We see that $2$ new observations are indeed both smaller than $2.5$. The last one is used to discriminate between two models that are almost indistinguishable with the naked eye. Let us plot this:

Y_new = y.(X_new)
plot(0.0:0.1:10.0,y.(0.0:0.1:10.0),lw=5,label="true model",ls=:dash);
for i = 1:n_best
    x_plot = Float64[]
    y_plot = Float64[]
    for x_try in 0.0:0.01:10.0
        try
            y_try = model_structures[i](x_try)
            append!(x_plot,x_try)
            append!(y_plot,y_try)
        catch
        end
    end
    plot!(x_plot, y_plot,label="model $i");
end
scatter!(X,Y,ms=5,label="data old");
scatter!(X_new,Y_new,ms=5,label="data new");
plot!(xlabel="x",ylabel="y", ylim=(-1.2,1.8));
plot!(tickfontsize=12, guidefontsize=14, legendfontsize=8, grid=false, dpi=600)

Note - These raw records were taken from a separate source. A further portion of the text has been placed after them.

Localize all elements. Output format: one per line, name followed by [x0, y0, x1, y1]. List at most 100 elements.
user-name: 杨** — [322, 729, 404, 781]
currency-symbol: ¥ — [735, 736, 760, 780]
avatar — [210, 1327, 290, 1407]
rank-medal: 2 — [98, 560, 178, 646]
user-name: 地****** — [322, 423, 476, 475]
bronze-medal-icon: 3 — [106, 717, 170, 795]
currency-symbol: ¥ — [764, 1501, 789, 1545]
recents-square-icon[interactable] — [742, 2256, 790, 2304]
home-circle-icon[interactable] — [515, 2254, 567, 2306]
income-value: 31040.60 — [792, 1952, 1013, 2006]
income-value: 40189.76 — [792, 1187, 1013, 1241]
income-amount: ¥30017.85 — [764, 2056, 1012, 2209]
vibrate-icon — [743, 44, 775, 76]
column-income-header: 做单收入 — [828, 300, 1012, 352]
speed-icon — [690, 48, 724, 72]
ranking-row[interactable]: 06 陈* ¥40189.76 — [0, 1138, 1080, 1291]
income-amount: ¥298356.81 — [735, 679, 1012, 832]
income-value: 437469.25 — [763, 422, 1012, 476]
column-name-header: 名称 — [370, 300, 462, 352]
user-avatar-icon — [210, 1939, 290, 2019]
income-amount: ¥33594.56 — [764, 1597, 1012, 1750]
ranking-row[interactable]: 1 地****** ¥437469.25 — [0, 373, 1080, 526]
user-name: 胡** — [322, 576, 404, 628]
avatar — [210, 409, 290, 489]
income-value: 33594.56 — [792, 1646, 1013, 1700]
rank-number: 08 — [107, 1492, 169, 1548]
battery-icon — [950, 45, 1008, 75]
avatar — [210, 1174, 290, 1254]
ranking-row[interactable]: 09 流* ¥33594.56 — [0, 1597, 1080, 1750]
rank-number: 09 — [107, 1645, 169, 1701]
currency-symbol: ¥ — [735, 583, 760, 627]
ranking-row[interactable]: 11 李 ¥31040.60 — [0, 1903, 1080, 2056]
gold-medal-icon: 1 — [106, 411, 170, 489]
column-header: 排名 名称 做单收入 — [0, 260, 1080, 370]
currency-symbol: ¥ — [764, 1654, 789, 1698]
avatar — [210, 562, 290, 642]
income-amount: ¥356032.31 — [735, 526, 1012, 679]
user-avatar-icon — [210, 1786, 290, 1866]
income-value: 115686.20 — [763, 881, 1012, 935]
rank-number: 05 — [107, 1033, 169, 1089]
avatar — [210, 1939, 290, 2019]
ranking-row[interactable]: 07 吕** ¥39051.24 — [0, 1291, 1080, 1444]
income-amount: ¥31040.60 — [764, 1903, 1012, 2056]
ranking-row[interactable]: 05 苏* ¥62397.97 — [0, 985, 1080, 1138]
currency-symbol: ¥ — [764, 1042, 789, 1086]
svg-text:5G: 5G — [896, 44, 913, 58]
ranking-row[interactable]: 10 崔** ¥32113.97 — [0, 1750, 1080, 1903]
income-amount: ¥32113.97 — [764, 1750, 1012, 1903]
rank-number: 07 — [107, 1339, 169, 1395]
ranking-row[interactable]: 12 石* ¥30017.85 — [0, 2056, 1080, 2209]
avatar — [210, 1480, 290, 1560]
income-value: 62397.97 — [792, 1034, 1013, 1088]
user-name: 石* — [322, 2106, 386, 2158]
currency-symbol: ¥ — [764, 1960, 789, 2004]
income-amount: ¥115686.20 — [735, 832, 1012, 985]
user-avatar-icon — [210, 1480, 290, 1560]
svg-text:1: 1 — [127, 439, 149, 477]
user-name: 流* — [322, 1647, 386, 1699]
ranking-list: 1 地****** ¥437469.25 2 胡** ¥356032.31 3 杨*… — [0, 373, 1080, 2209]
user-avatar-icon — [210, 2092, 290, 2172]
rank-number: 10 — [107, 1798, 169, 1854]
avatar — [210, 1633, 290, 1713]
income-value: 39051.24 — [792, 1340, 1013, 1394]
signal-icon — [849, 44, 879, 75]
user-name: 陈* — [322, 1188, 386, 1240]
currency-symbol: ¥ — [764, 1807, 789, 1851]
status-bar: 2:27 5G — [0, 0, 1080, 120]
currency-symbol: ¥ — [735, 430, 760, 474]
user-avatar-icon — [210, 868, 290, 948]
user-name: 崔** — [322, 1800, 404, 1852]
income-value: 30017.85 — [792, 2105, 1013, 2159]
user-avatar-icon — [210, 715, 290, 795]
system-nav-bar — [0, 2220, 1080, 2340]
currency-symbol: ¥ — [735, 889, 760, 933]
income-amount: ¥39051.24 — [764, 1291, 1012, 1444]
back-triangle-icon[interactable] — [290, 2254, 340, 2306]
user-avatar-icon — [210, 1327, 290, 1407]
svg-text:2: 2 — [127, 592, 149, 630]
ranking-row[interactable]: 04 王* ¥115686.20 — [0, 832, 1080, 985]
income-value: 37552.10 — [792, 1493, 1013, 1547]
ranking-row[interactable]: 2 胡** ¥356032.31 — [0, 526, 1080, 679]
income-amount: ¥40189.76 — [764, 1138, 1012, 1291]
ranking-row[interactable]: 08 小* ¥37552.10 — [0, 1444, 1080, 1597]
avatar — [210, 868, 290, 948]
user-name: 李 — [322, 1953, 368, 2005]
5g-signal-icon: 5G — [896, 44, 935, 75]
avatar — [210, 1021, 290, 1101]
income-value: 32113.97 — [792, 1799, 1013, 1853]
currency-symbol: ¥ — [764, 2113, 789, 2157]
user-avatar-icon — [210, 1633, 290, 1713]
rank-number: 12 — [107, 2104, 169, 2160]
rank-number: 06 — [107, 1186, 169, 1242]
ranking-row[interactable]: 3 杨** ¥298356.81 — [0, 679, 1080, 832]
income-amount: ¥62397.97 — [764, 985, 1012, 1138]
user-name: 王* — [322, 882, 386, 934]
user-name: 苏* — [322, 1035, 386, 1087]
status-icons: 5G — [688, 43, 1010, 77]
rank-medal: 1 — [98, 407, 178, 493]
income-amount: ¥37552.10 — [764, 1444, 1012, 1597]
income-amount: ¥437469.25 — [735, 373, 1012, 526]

Now, we run symbolic regression on our combined dataset:

X = [X;X_new]
Y = [Y;Y_new]
hall_of_fame = EquationSearch(X', Y, options=options, niterations=100, runtests=false, parallelism=:serial)
n_best = min(length(hall_of_fame.members),n_best_max) 
best_models = sort(hall_of_fame.members,by=member->member.loss)[1:n_best]
plot(0.0:0.01:10.0,y.(0.0:0.01:10.0),lw=5,label="true model",ls=:dash);
model_structures = Function[]
for i = 1:n_best
    eqn = node_to_symbolic(best_models[i].tree, options,varMap=["x"])
    println(eqn)
    fi = eval(build_function(eqn,x))
    x_plot = Float64[]
    y_plot = Float64[]
    for x_try in 0.0:0.01:10.0
        try
            y_try = fi(x_try)
            append!(x_plot,x_try)
            append!(y_plot,y_try)
        catch
        end
    end
    plot!(x_plot, y_plot,label="model $i");
    push!(model_structures,fi)
end
scatter!(X,Y,ms=5,label="data");
plot!(xlabel="x",ylabel="y", ylims=(-1.2,1.8));
plot!(tickfontsize=12, guidefontsize=14, legendfontsize=8, grid=false, dpi=600)
Started!
cos(1.5707963267136822(x^1)) - (sin(-6.283185306231179(x^1)) / exp(x))
cos(1.5707963267136822(x^1)) - (sin(-6.283185306231179(x^1)) / exp(x))
cos(1.5707963267136822(x^1)) - (sin((x^1)*((-5.283185306231179 - cos(x - x)
)^1)) / exp(x))
cos(1.5707963267136822(x^1)) - (sin((x^1)*((-5.283185306231179 - exp(1.5707
963267136822((x - x)^1)))^1)) / exp(x))
cos(1.5707963267136822(x^1)) - (sin((-5.283185306231179(x^1)) - x) / exp(x)
)
cos(1.5707963267136822(x^1)) - (sin(((-5.283185306231179 / x)*(x^2)) - x) /
 exp(x))
cos(1.5707963267136822(x^1)) - (sin(((sin(x) - 5.283185306231179x) - x) - s
in(x)) / exp(x))
cos(1.5707963265959193(x^1)) - (sin(x / -0.15915494382513268) / exp(x))
cos(1.5707768686144095(x^1)) - (sin(x / -0.1589621029216852) / exp(x))
cos(1.571732202757438(x^1)) - sin(0.2460674037875204 / (x*x))

Et voilà, we found the correct model structure, with only 3 new observations!


TECHNICAL NOTE: In fact we found it multiple times, with expressions like $sin(x-x)$. Again, punishing for needless complexity would be of added value here.